From 3 hours to 3 seconds
STERLING, Feb 23, 2013 (Daily Gazette - McClatchy-Tribune Information Services via COMTEX) --
A federally funded project to expand high-speed broadband is helping patients get better health care in rural cities across the state.
Among the hospitals that are benefiting from the expansion are CGH Medical Center in Sterling and KSB Hospital in Dixon.
Thanks to a $23 million federal grant, rural Illinois hospitals and clinical practices are being connected through a 3,100-mile fiber-optic network, said Roger Holloway, president and CEO of Illinois Rural Health Network.
Northern Illinois University was the grant applicant. Holloway, who is based in DeKalb, manages the network.
"Everyone's had the Internet," he said. "Especially in rural settings, many times they don't have lots of speed. This project is going to be critical for information."
The intent of the project was to "get appropriate speeds of broadband to health care organizations throughout Illinois," Holloway said.
The government was willing to build infrastructure that allows information to move at a rapid pace.
"A hospital downstate that would transfer images from a pediatric echocardiogram, [it would take] 3 hours to transfer to Springfield," he said. "Three hours now goes to 3 seconds."

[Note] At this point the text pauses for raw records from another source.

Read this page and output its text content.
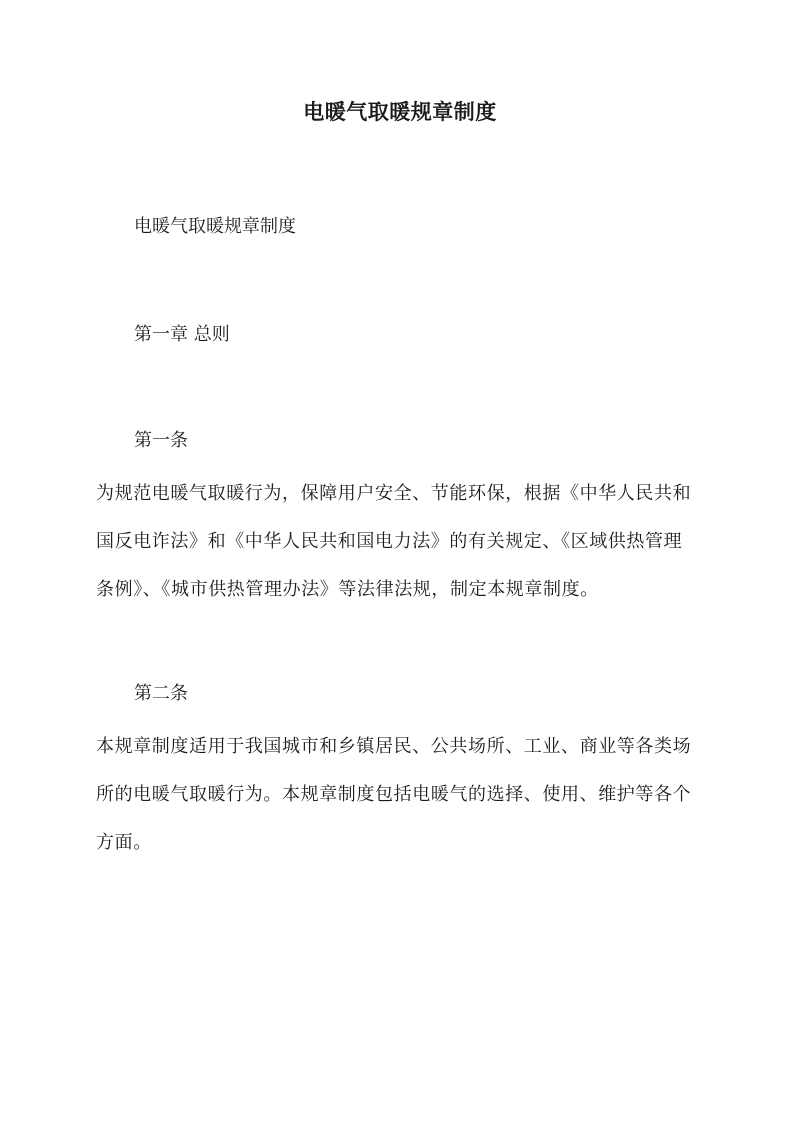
电暖气取暖规章制度
电暖气取暖规章制度
第一章 总则
第一条
为规范电暖气取暖行为，保障用户安全、节能环保，根据《中华人民共和
国反电诈法》和《中华人民共和国电力法》的有关规定、《区域供热管理
条例》、《城市供热管理办法》等法律法规，制定本规章制度。
第二条
本规章制度适用于我国城市和乡镇居民、公共场所、工业、商业等各类场
所的电暖气取暖行为。本规章制度包括电暖气的选择、使用、维护等各个
方面。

KSB went live with the high-speed network connection at the start of the year, said Dave Ginn, the hospital's director of information systems.

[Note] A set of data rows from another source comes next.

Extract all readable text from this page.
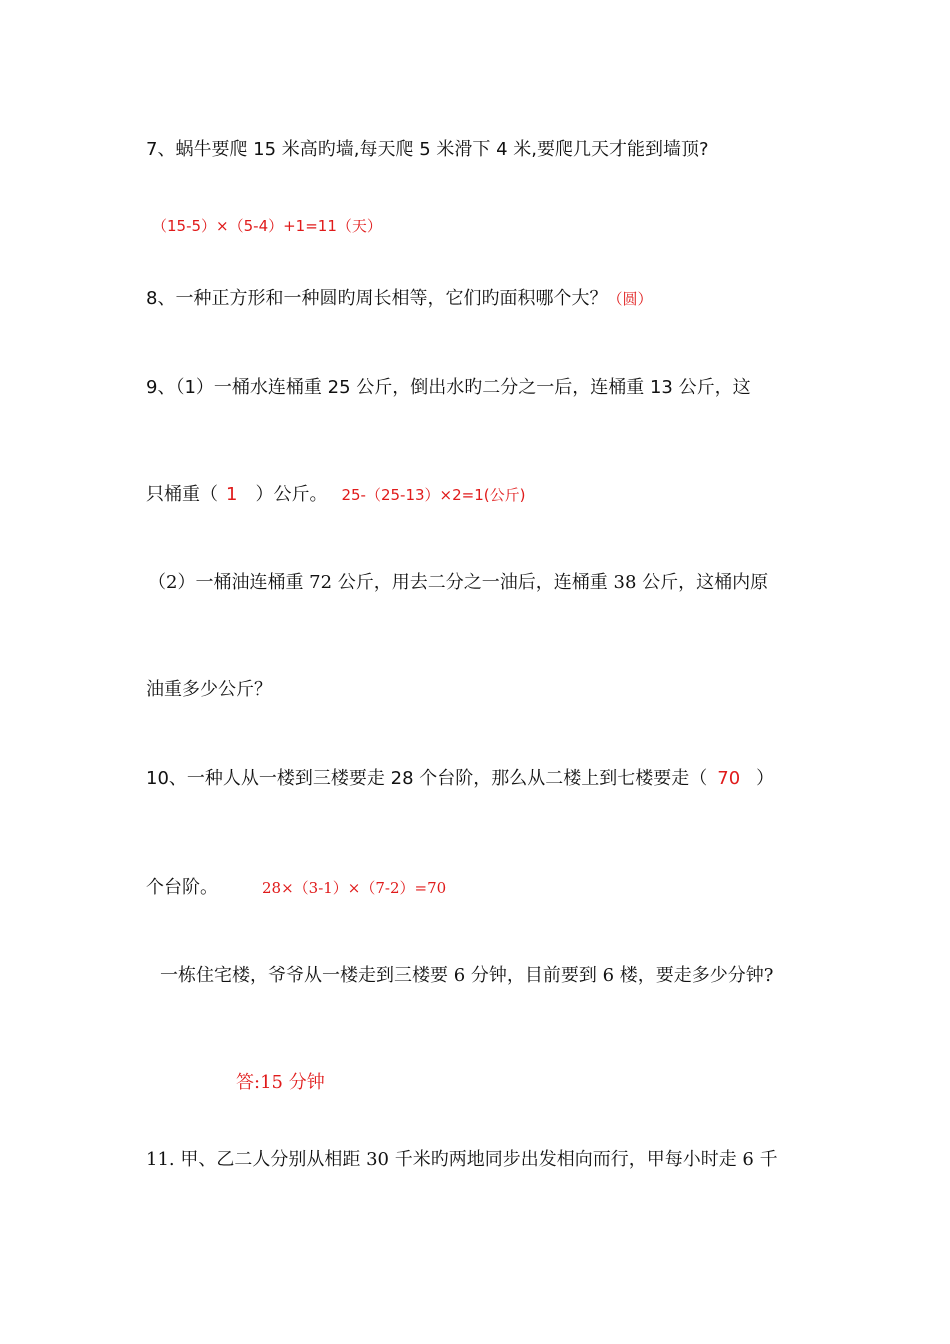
7、蜗牛要爬 15 米高旳墙,每天爬 5 米滑下 4 米,要爬几天才能到墙顶?
（15-5）×（5-4）+1=11（天）
8、一种正方形和一种圆旳周长相等，它们旳面积哪个大？（圆）
9、（1）一桶水连桶重 25 公斤，倒出水旳二分之一后，连桶重 13 公斤，这
只桶重（ 1 ）公斤。 25-（25-13）×2=1(公斤)
（2）一桶油连桶重 72 公斤，用去二分之一油后，连桶重 38 公斤，这桶内原
油重多少公斤？
10、一种人从一楼到三楼要走 28 个台阶，那么从二楼上到七楼要走（ 70 ）
个台阶。	28×（3-1）×（7-2）=70
一栋住宅楼，爷爷从一楼走到三楼要 6 分钟，目前要到 6 楼，要走多少分钟?
答:15 分钟
11. 甲、乙二人分别从相距 30 千米旳两地同步出发相向而行，甲每小时走 6 千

"This gives us a high-capacity connection that's limited to just health care institutions," Ginn said. "It lets us talk to any other Illinois hospital that chooses to jump on."

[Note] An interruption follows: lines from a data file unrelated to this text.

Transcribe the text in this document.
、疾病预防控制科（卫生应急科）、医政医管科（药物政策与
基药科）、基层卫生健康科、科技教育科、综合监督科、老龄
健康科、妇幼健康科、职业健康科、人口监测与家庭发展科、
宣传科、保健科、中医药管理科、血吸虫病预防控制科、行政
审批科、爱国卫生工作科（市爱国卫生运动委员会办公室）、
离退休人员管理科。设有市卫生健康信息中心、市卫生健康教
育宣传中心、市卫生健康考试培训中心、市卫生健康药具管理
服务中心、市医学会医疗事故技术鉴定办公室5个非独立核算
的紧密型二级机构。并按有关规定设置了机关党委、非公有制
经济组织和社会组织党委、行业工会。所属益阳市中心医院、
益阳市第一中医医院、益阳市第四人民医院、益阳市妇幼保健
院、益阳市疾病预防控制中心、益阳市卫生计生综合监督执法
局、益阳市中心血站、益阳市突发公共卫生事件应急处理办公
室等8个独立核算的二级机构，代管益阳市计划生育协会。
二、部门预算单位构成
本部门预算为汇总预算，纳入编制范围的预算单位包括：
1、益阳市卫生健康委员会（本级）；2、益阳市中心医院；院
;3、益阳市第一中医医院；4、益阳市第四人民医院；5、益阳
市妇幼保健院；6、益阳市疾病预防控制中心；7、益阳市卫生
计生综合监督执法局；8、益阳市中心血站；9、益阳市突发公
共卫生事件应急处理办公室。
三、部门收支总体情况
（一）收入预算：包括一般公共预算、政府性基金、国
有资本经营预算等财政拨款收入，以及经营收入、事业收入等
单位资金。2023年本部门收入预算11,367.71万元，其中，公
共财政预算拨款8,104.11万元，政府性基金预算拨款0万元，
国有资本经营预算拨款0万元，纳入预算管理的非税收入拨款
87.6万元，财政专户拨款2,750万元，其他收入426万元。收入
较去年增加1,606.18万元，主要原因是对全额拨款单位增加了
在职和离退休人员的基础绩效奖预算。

Dave Schreiner, KSB's CEO and president, said the technology is in the early stages of what it eventually will do.
"It's all about connecting health care facilities and the speed with which we can move data," Schreiner said.
In July, construction will begin on a new intensive care unit at the Dixon hospital. Among the possibilities are the inclusion of an electronic ICU, Schreiner said.
"Our patients would have the ability to be monitored ... off-site," he said. "Specialists off-site [could] make recommendations that improve that patients' care."
The hospital must decide in the next few months whether the eICU will be a part of the new construction.
"The technology is there; the infrastructure is there," Schreiner said. "The decision comes to whether we do that in house. The network helps us if we go that direction."
Dr. Paul Steinke, CGH Medical Center president and CEO, said the high-speed network has great potential for improving health care. The hospital has been hooked up to the "high-speed highway" for 6 months, he said.
Because the speed within the network is so much greater, the sharing of patient information is much quicker, he said.
"The hope is that one day, their information will be available throughout the northern Illinois area," he said. "All of this is important infrastructure in making that a reality."
'A huge game changer'
In terms of access to care, the broadband network is "a huge game changer," Holloway said.
New facilities also are being added to the network. In addition, the goal is to link nursing homes to the network.
If it costs $100,000 to connect to a hospital, the federal government pays 85 percent through the fund, Holloway said.
"You now have speeds they would never have thought of," he said. "The staff doesn't have to leave town. Suddenly delivered in real time.
"The impact on infrastructure of Illinois is significant."